Etats des lieux

Publié le par nobody's listening

 

 

 

On vide les lieux. On a bien dit les lieux... Vous voyez la différence ? Ou pas ?

Ca reste flou et éphémère. Rien de bien net rien de bien précis. Juste images floues qui tournent. On range dans une boîte ce qu'on a été un temps. On se dit c'est pas grave on sera ailleurs. Et l'angoisse floue du "oui mais on sera où ? et si on était plus ? et si on restait enfermé dans la boîte sans plus pouvoir en sortir ?"

Il faudra mettre le feu de l'intérieur....

La peur panique parce qu'on a perdu l'itinéraire. C'était tronqué. Un peu comme les labyrinthes de maïs. Zippo briquet allumette comme dirait l'autre. Ca brûle bien le maïs.
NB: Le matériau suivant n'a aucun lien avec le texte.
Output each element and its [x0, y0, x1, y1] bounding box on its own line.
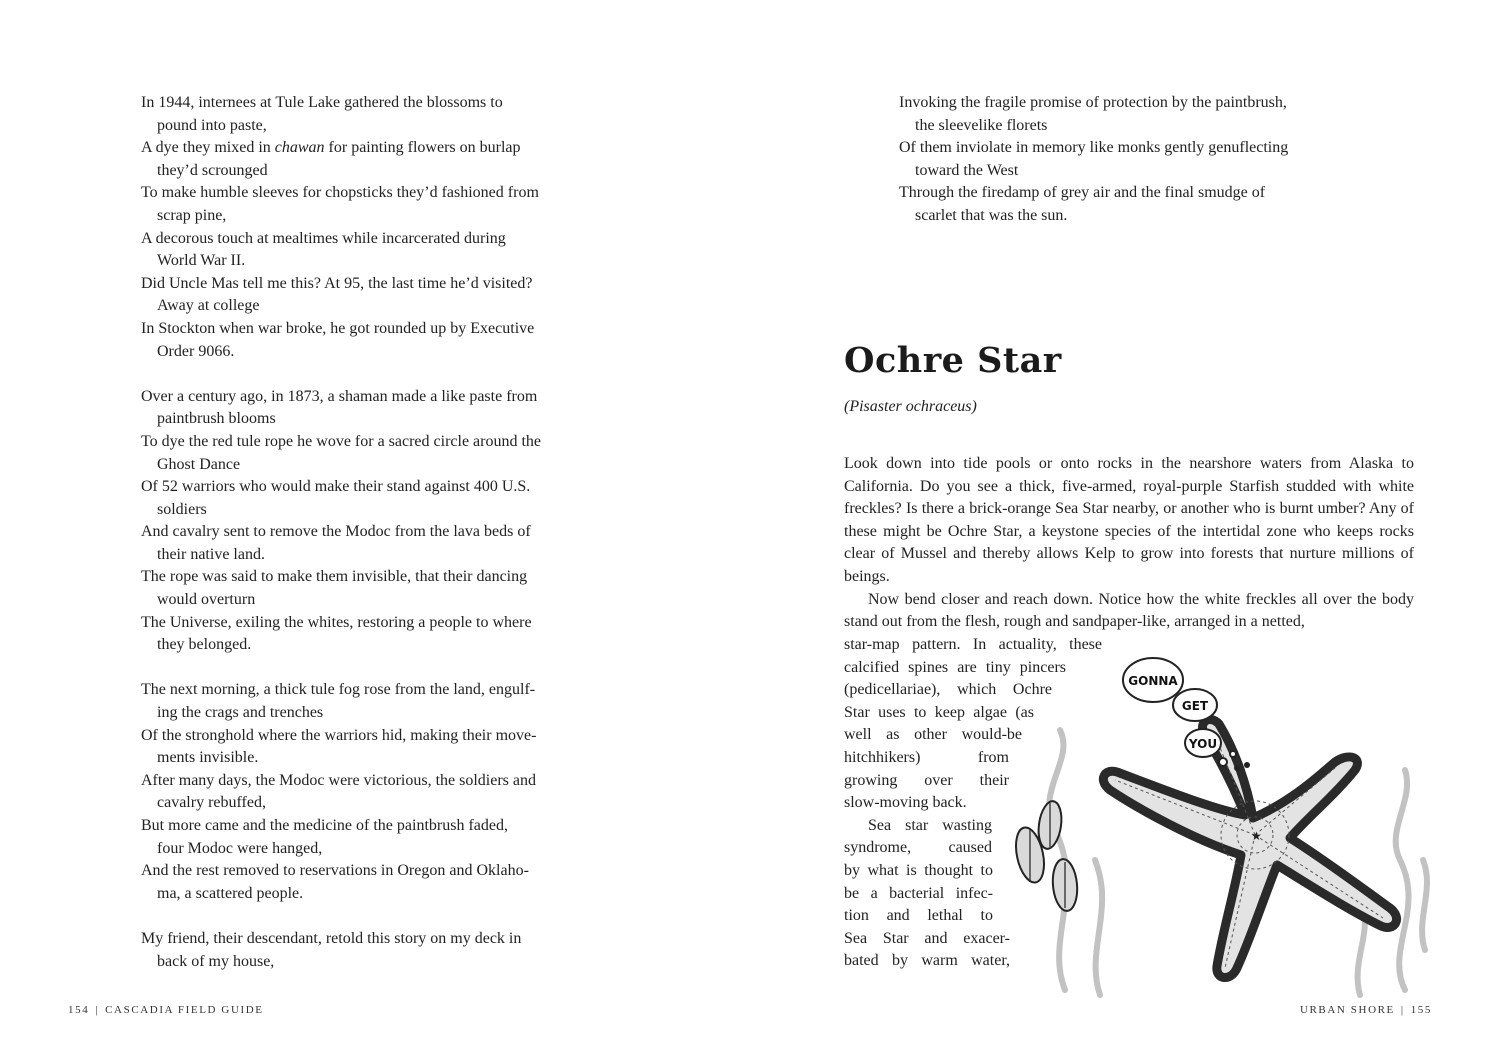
- prose-line: calcified spines are tiny pincers: [844, 658, 1066, 676]
- poem-line: Of them inviolate in memory like monks gently genuflecting toward the West: [899, 139, 1289, 179]
- ochre-star-illustration: [1005, 650, 1445, 1000]
- poem-line: And the rest removed to reservations in Oregon and Oklaho- ma, a scattered people.: [141, 862, 529, 902]
- paragraph-1: Look down into tide pools or onto rocks in the nearshore waters from Alaska to California. Do you see a thick, five-armed, royal-purple Starfish studded with white freckles? Is there a brick-orange Sea Star nearby, or another who is burnt umber? Any of these might be Ochre Star, a keystone species of the intertidal zone who keeps rocks clear of Mussel and thereby allows Kelp to grow into forests that nurture millions of beings.: [844, 455, 1414, 585]
- svg-text:★: ★: [1251, 829, 1262, 843]
- bubble-text-3: YOU: [1188, 737, 1218, 751]
- prose-block: [844, 453, 1414, 634]
- poem-line: Of 52 warriors who would make their stand against 400 U.S. soldiers: [141, 478, 531, 518]
- prose-line: star-map pattern. In actuality, these: [844, 636, 1102, 653]
- running-head-right: URBAN SHORE: [1299, 1004, 1395, 1016]
- prose-line: well as other would-be: [844, 726, 1022, 744]
- prose-line: Sea Star and exacer-: [844, 929, 1010, 947]
- species-name: (Pisaster ochraceus): [844, 398, 977, 415]
- prose-line: be a bacterial infec-: [844, 884, 993, 902]
- running-head-left: CASCADIA FIELD GUIDE: [105, 1004, 264, 1016]
- star-shape: [1103, 720, 1396, 978]
- poem-line: The rope was said to make them invisible, that their dancing would overturn: [141, 568, 528, 609]
- prose-line: growing over their: [844, 771, 1009, 789]
- poem-line: Invoking the fragile promise of protection by the paintbrush, the sleevelike florets: [899, 94, 1287, 134]
- poem-line: My friend, their descendant, retold this story on my deck in back of my house,: [141, 929, 522, 970]
- poem-line: The Universe, exiling the whites, restoring a people to where they belonged.: [141, 613, 532, 654]
- prose-line: tion and lethal to: [844, 907, 993, 925]
- poem-right: [899, 92, 1369, 228]
- poem-line: To dye the red tule rope he wove for a sacred circle around the Ghost Dance: [141, 432, 542, 473]
- prose-line: bated by warm water,: [844, 952, 1010, 970]
- right-page: [750, 0, 1500, 1062]
- bubble-text-1: GONNA: [1128, 674, 1178, 688]
- prose-line: (pedicellariae), which Ochre: [844, 681, 1052, 699]
- poem-line: In Stockton when war broke, he got rounded up by Executive Order 9066.: [141, 319, 535, 360]
- prose-line: by what is thought to: [844, 861, 993, 879]
- footer-left: 154 | CASCADIA FIELD GUIDE: [68, 1004, 264, 1016]
- prose-line: slow-moving back.: [844, 794, 967, 812]
- page-number-right: 155: [1410, 1004, 1432, 1016]
- poem-left: [141, 92, 611, 973]
- footer-right: URBAN SHORE | 155: [1299, 1004, 1432, 1016]
- prose-line: Star uses to keep algae (as: [844, 703, 1034, 721]
- page-number-left: 154: [68, 1004, 90, 1016]
- prose-line: syndrome, caused: [844, 839, 992, 857]
- poem-line: In 1944, internees at Tule Lake gathered the blossoms to pound into paste,: [141, 94, 503, 134]
- poem-line: Did Uncle Mas tell me this? At 95, the last time he’d visited? Away at college: [141, 274, 533, 315]
- poem-line: To make humble sleeves for chopsticks they’d fashioned from scrap pine,: [141, 184, 539, 224]
- poem-line: A dye they mixed in chawan for painting flowers on burlap they’d scrounged: [141, 139, 521, 179]
- poem-line: A decorous touch at mealtimes while incarcerated during World War II.: [141, 229, 506, 270]
- poem-line: Over a century ago, in 1873, a shaman made a like paste from paintbrush blooms: [141, 387, 538, 428]
- poem-line: After many days, the Modoc were victorious, the soldiers and cavalry rebuffed,: [141, 771, 537, 812]
- prose-line: Sea star wasting: [868, 816, 992, 834]
- poem-line: Through the firedamp of grey air and the final smudge of scarlet that was the sun.: [899, 184, 1266, 224]
- poem-line: Of the stronghold where the warriors hid, making their move- ments invisible.: [141, 726, 537, 767]
- italic-word: chawan: [274, 139, 325, 157]
- poem-line: But more came and the medicine of the paintbrush faded, four Modoc were hanged,: [141, 817, 508, 857]
- paragraph-2-start: Now bend closer and reach down. Notice how the white freckles all over the body stand out from the flesh, rough and sandpaper-like, arranged in a netted,: [844, 590, 1414, 631]
- bubble-text-2: GET: [1181, 699, 1209, 713]
- prose-line: hitchhikers) from: [844, 748, 1009, 766]
- section-title: Ochre Star: [844, 340, 1062, 381]
- poem-line: The next morning, a thick tule fog rose from the land, engulf- ing the crags and trenches: [141, 681, 536, 722]
- poem-line: And cavalry sent to remove the Modoc from the lava beds of their native land.: [141, 523, 531, 563]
Pop-corn épidermique à chaque coin de pâturage. Ca grésille sous la langue. Avec le sang pour relever le goût. Je t'avais bien dit que ça couperait pas.

Déjà Les images se décollent des murs et c'est comme si on avait jamais été là. Pas de preuve. Rien. On a beau ouvrir les fenêtres la solitude se referme toujours. Piège de cristal. Evanescentes les traînées lumineuses ne conduisent même plus à la sortie. Alors petit à petit l'oiseau bouffe son nid et l'hirondelle ne fait pas longtemps. On avait dit, on avait pensé, on avait promis.

Et au final tout dans les cartons.

Demain est un autre jour, mais on ne se souvient plus lequel.